Representative histological cross-sections of hMVECs cultured in enclosed microchannel platforms. (A) Schematic of seeding and culturing procedure. hMVECS were cultured in an open channel platform for two days before enclosing the channels with fibrin adhesive. (B) H&E stained sections of enclosed channel platforms. Platforms were cultured either statically or dynamically in a spinner flask. Cells were sparsely observed in the microchannels of statically cultured platforms. In contrast, lumen-like structures were found in the microchannels of dynamically cultured platforms, indicated by black arrows. Scale bars = 100 μm. (C) Histological sections of platforms cultured in spinner flasks and probed for VE-cadherin. Intact lumen structures were observed at day one and four time points. At day seven, lumen-like structures appeared less intact. Scale bars = 100 um. (D) At day four, lumen-like structures were observed in 50 μm, 100 μm, and 200 μm wide channels. Lumen structures were not found in 25 μm wide channels. Scale bars = 50 um.

Figure 6

hMVECs co-cultured with human mesenchymal stem cells (hMSCs) in the microchannel platform. (A) Schematic of the seeding protocol. hMVECS were seeded first on the patterned scaffold surface.
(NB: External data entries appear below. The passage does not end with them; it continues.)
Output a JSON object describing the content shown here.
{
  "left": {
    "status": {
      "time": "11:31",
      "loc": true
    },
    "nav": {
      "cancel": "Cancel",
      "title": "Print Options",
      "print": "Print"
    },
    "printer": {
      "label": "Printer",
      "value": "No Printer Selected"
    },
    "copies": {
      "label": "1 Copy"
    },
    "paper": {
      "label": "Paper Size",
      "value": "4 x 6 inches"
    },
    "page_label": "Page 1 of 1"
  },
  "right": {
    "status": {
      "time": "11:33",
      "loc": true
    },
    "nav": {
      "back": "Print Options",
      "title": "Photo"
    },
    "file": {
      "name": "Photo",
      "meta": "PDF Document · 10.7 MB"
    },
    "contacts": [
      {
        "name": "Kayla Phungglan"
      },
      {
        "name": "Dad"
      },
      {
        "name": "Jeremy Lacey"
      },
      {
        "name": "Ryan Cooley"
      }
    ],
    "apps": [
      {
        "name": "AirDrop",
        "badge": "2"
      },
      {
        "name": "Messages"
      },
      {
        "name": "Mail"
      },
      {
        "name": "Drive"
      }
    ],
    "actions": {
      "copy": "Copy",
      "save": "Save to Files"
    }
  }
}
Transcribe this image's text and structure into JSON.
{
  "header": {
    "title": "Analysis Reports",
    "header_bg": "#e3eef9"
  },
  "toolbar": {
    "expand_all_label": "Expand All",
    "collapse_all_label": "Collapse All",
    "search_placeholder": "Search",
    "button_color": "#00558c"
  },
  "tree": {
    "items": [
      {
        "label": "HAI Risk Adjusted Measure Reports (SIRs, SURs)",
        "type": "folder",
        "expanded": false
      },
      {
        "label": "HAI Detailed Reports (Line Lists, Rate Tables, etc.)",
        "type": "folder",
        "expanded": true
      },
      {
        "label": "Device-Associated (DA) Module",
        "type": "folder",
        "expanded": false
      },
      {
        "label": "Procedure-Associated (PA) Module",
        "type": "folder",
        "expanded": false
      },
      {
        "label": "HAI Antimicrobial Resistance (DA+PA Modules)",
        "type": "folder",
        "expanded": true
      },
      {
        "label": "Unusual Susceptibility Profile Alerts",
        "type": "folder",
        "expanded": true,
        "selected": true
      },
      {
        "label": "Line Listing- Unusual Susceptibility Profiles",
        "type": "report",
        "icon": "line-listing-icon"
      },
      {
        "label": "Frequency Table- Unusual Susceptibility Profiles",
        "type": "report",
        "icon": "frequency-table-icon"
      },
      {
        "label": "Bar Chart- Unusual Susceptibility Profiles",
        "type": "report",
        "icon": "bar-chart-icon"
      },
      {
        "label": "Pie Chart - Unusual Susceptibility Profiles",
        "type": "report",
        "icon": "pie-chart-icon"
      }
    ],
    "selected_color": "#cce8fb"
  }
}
After two days of static culture, the microchannels were enclosed and hMSCs were seeded in the platform bulk space. (B) After the bonding step and one day of dynamic culture, the hMVECs (red) were observed in the microchannel space and the hMSCs (blue) were observed in the bulk space. After seven days of dynamic culture the hMVECs proliferated in the microchannel space, while hMSCs proliferated in the platform bulk (scale bars = 300 μm). (C) Higher magnification of a microchannel after seven days of dynamic culture shows hMVECs lining the microchannel while hMSCs populate the space around the microchannel (scale bar = 50 μm).